An efficient and robust parallel scheduler for bioinformatics applications in a public cloud: A bigdata approach
Author(s) -
Leena Ammanna,
Jagadeeshgowda Jagadeeshgowda,
Jagadeesh Pujari
Publication year - 2022
Publication title -
indonesian journal of electrical engineering and computer science
Language(s) - English
Resource type - Journals
SCImago Journal Rank - 0.241
H-Index - 17
eISSN - 2502-4760
pISSN - 2502-4752
DOI - 10.11591/ijeecs.v25.i2.pp1078-1086
Subject(s) - cloud computing , computer science , scalability , big data , smith–waterman algorithm , set (abstract data type) , execution time , parallel computing , distributed computing , sequence alignment , algorithm , data mining , database , operating system , biology , biochemistry , gene , peptide sequence , programming language
In bioinformatics, genomic sequence alignment is a simple method for handling and analysing data, and it is one of the most important applications in determining the structure and function of protein sequences and nucleic acids.

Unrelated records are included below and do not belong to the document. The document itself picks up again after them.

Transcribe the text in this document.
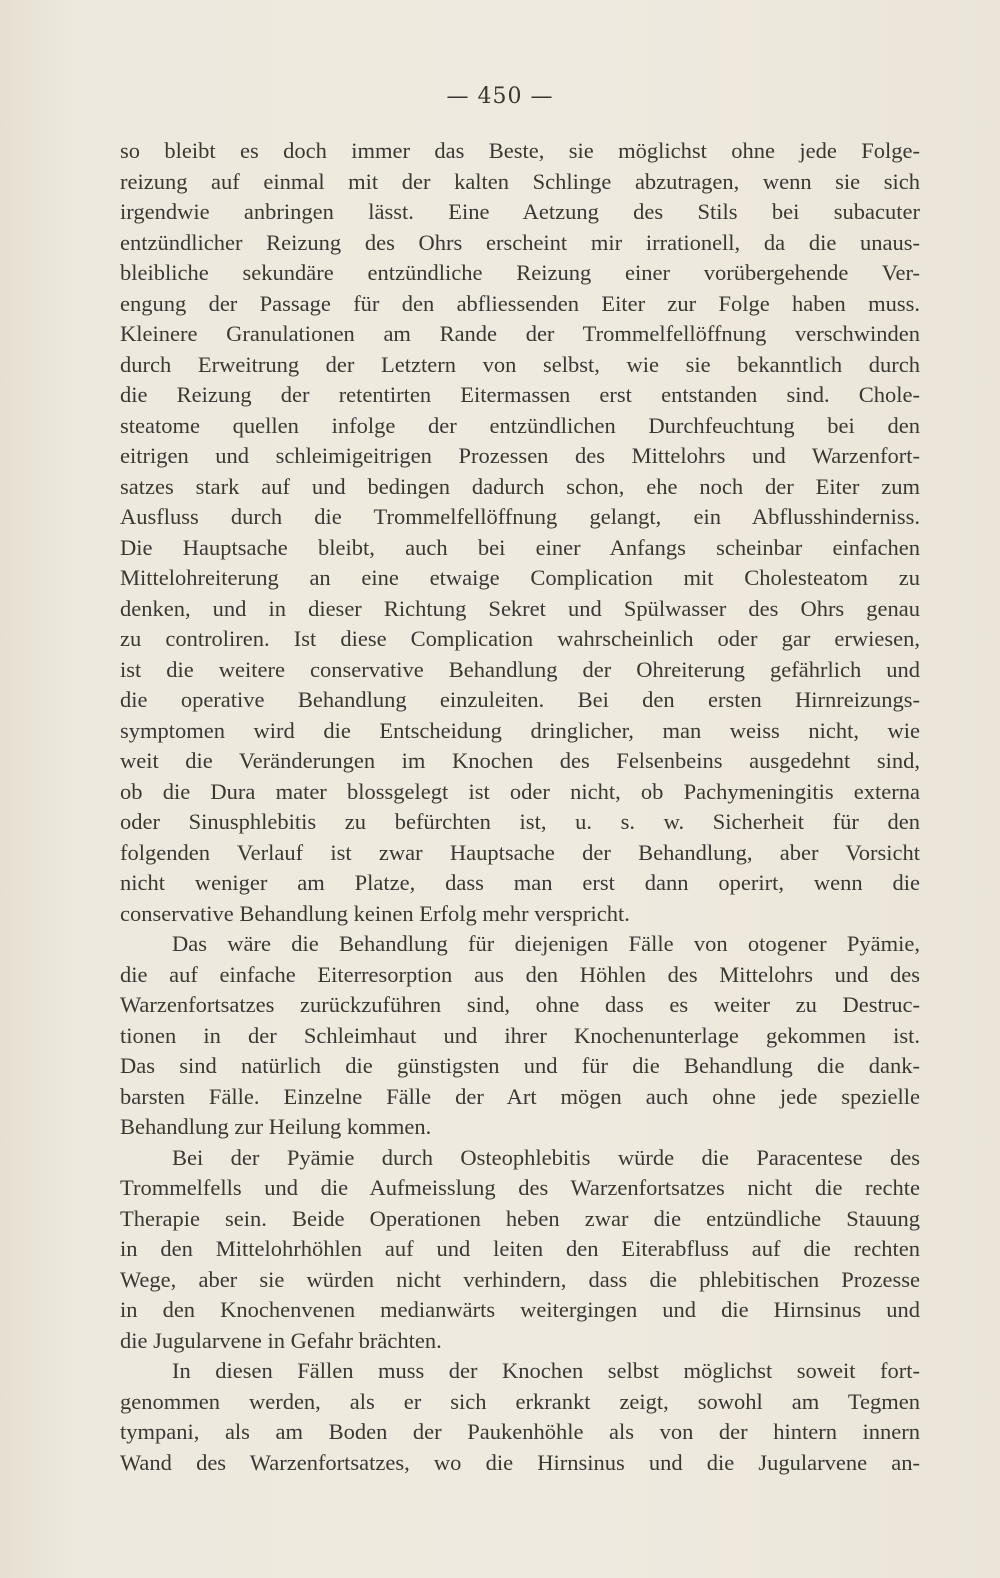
— 450 —
so bleibt es doch immer das Beste, sie möglichst ohne jede Folge-
reizung auf einmal mit der kalten Schlinge abzutragen, wenn sie sich
irgendwie anbringen lässt. Eine Aetzung des Stils bei subacuter
entzündlicher Reizung des Ohrs erscheint mir irrationell, da die unaus-
bleibliche sekundäre entzündliche Reizung einer vorübergehende Ver-
engung der Passage für den abfliessenden Eiter zur Folge haben muss.
Kleinere Granulationen am Rande der Trommelfellöffnung verschwinden
durch Erweitrung der Letztern von selbst, wie sie bekanntlich durch
die Reizung der retentirten Eitermassen erst entstanden sind. Chole-
steatome quellen infolge der entzündlichen Durchfeuchtung bei den
eitrigen und schleimigeitrigen Prozessen des Mittelohrs und Warzenfort-
satzes stark auf und bedingen dadurch schon, ehe noch der Eiter zum
Ausfluss durch die Trommelfellöffnung gelangt, ein Abflusshinderniss.
Die Hauptsache bleibt, auch bei einer Anfangs scheinbar einfachen
Mittelohreiterung an eine etwaige Complication mit Cholesteatom zu
denken, und in dieser Richtung Sekret und Spülwasser des Ohrs genau
zu controliren. Ist diese Complication wahrscheinlich oder gar erwiesen,
ist die weitere conservative Behandlung der Ohreiterung gefährlich und
die operative Behandlung einzuleiten. Bei den ersten Hirnreizungs-
symptomen wird die Entscheidung dringlicher, man weiss nicht, wie
weit die Veränderungen im Knochen des Felsenbeins ausgedehnt sind,
ob die Dura mater blossgelegt ist oder nicht, ob Pachymeningitis externa
oder Sinusphlebitis zu befürchten ist, u. s. w. Sicherheit für den
folgenden Verlauf ist zwar Hauptsache der Behandlung, aber Vorsicht
nicht weniger am Platze, dass man erst dann operirt, wenn die
conservative Behandlung keinen Erfolg mehr verspricht.
Das wäre die Behandlung für diejenigen Fälle von otogener Pyämie,
die auf einfache Eiterresorption aus den Höhlen des Mittelohrs und des
Warzenfortsatzes zurückzuführen sind, ohne dass es weiter zu Destruc-
tionen in der Schleimhaut und ihrer Knochenunterlage gekommen ist.
Das sind natürlich die günstigsten und für die Behandlung die dank-
barsten Fälle. Einzelne Fälle der Art mögen auch ohne jede spezielle
Behandlung zur Heilung kommen.
Bei der Pyämie durch Osteophlebitis würde die Paracentese des
Trommelfells und die Aufmeisslung des Warzenfortsatzes nicht die rechte
Therapie sein. Beide Operationen heben zwar die entzündliche Stauung
in den Mittelohrhöhlen auf und leiten den Eiterabfluss auf die rechten
Wege, aber sie würden nicht verhindern, dass die phlebitischen Prozesse
in den Knochenvenen medianwärts weitergingen und die Hirnsinus und
die Jugularvene in Gefahr brächten.
In diesen Fällen muss der Knochen selbst möglichst soweit fort-
genommen werden, als er sich erkrankt zeigt, sowohl am Tegmen
tympani, als am Boden der Paukenhöhle als von der hintern innern
Wand des Warzenfortsatzes, wo die Hirnsinus und die Jugularvene an-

The basic local alignment search tool (BLAST) algorithm, which is one of the most frequently used local sequence alignment algorithms, is covered in detail here. Currently, the NCBI's BLAST algorithm (standalone) is unable to handle biological data in the terabytes. To address this problem, a variety of schedulers have been proposed. Existing sequencing approaches are based on the Hadoop MapReduce (MR) framework, which enables a diverse set of applications and employs a serial execution strategy that takes a long time and consumes a lot of computing resources. The author, improves the BLAST algorithm based on the BLAST-BSPMR algorithm to achieve the BLAST algorithm. To address the issue with Hadoop's MapReduce framework, a customised MapReduce framework is developed on the Azure cloud platform. The experiment findings indicate that the suggested bulk synchronous parallel MapReduce-basic local alignment search tool (BSPMR-BLAST) algorithm matches bioinformatics genomic sequences more quickly than the existing Hadoop-BLAST method, and that the proposed customised scheduler is extremely stable and scalable.